Response to Arguments
Applicant’s arguments with respect to claim 1 have been considered but are moot because the new ground of rejection does not rely on any reference applied in the prior rejection of record for any teaching or matter specifically challenged in the argument.

Claim Rejections - 35 USC § 102
In the event the determination of the status of the application as subject to AIA  35 U.S.C. 102 and 103 (or as subject to pre-AIA  35 U.S.C. 102 and 103) is incorrect, any correction of the statutory basis for the rejection will not be considered a new ground of rejection if the prior art relied upon, and the rationale supporting the rejection, would be the same under either status.  
The following is a quotation of the appropriate paragraphs of 35 U.S.C. 102 that form the basis for the rejections under this section made in this Office action:
A person shall be entitled to a patent unless –

(a)(1) the claimed invention was patented, described in a printed publication, or in public use, on sale, or otherwise available to the public before the effective filing date of the claimed invention.


Claims 1-5 and 7 are rejected under 35 U.S.C. 102(a)(1) as being anticipated by Pandian (US 2005/0289182 A1; published Dec. 29, 2005).
Regarding claim 1, Pandian discloses [a] method to perform data extraction for document processing, the method comprising 
configuring one of a plurality of templates by defining a plurality of fields to be extracted and a position of each of the defined plurality of fields; (see paragraphs 122 (user specifies data to find, the user defines master zone templates and builds a template library which the optical character recognition module uses to process and extract data from structured images), 125 (when a user defines a zone, the user specifies the properties of the data he or she wants to extract: a type of data (integer, decimal, alphanumeric, date), or a data-input format (check box, radio button, image, table), 129 (the user can define clues instructing the extraction engine to look for a dictionary entry in a specific place on the image (for example, in the top left-hand corner of the page))
identifying a document type using the plurality of templates; (see paragraphs 141 (a template library for structured forms is utilized by the enhanced image module to enables identifying structured forms; a form template is accessed and compared with an input image to identify that the input image has a structure which is known, for example, to be a Bank of America account statement; such identification occurs by identifying a particular logo in an area of an input image by comparison with a template))
processing the document with one of the configured plurality of templates associated with the identified document type; (see paragraphs 141 (the identification of a particular structured form from the template library is utilized to determine the appropriate image enhancement and/or OCR techniques to be used), 142 (the processing includes dictionary-entry extraction to identify key fields in the input image))
extracting data from the document using the defined plurality of fields from the one of the configured plurality of templates associated with the document to be extracted and the position of the data within each of the plurality of fields (see paragraph 142 (describing dictionary-entry extraction to identify key fields in the input image and verification of extracted data and generation of indexed and collated documents preferably in a standard format such as XML), 145 (template is located and operations are performed in which data is extracted from user-specified zones identified in the template file)). 

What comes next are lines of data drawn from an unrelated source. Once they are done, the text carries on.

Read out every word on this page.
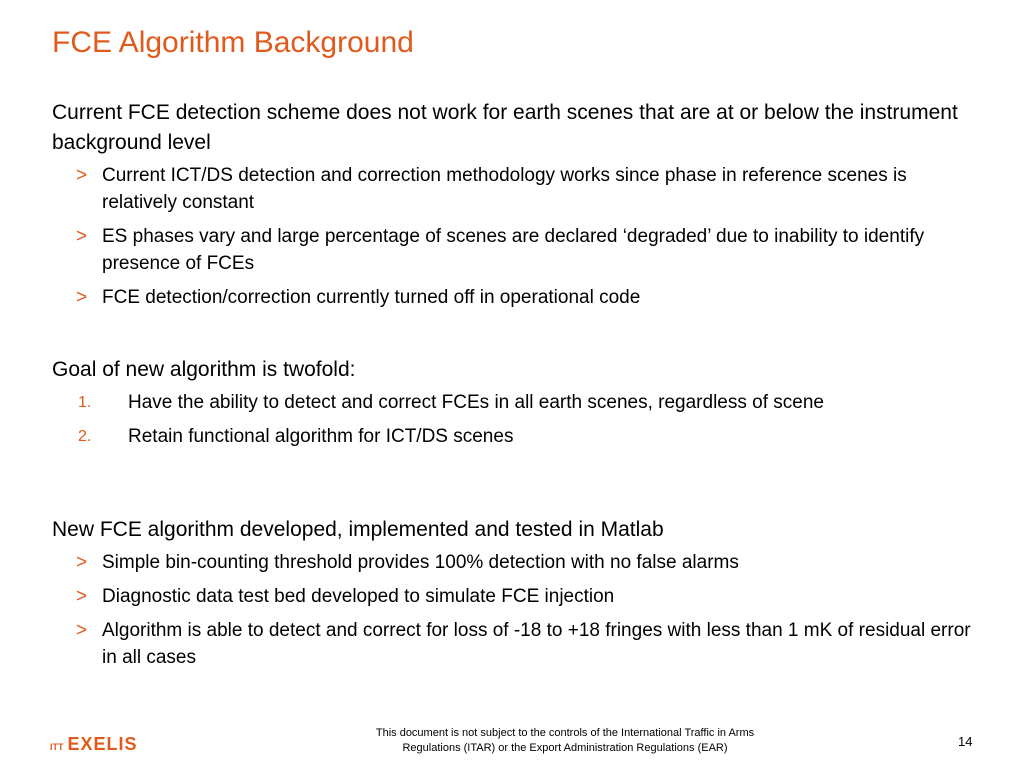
FCE Algorithm Background

Current FCE detection scheme does not work for earth scenes that are at or below the instrument background level

> Current ICT/DS detection and correction methodology works since phase in reference scenes is relatively constant
> ES phases vary and large percentage of scenes are declared ‘degraded’ due to inability to identify presence of FCEs
> FCE detection/correction currently turned off in operational code

Goal of new algorithm is twofold:

1. Have the ability to detect and correct FCEs in all earth scenes, regardless of scene
2. Retain functional algorithm for ICT/DS scenes

New FCE algorithm developed, implemented and tested in Matlab

> Simple bin-counting threshold provides 100% detection with no false alarms
> Diagnostic data test bed developed to simulate FCE injection
> Algorithm is able to detect and correct for loss of -18 to +18 fringes with less than 1 mK of residual error in all cases
ITT EXELIS
This document is not subject to the controls of the International Traffic in Arms
Regulations (ITAR) or the Export Administration Regulations (EAR)	14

Regarding claim 2, Pandian discloses the invention of claim 1 as discussed above. Pandian further discloses improving the accuracy of the performed data extraction by enhancing the one of the plurality of templates with feedback from a validation of extracted data (see paragraphs 11 (critical content extracted is validated), 83 (the data extraction module executes validation scripts to check the data against an external source), 120 (quality assurance/verifier allows the user to verify and correct the extracted XML output), 125 (the user can specify the type of validation the application will do on fields once the data is extracted), 173 (input images in the invalid images folder may be subject of further review either by a manual study of the input image file or an automated invalid image analysis; if the input image is from a known entity or document type, the appropriate corrective action is readily determined and taken to correct the existing image data problem)).

Regarding claim 3, Pandian discloses the invention of claim 1 as discussed above. Pandian further discloses wherein the templates include field level settings (see paragraph 125).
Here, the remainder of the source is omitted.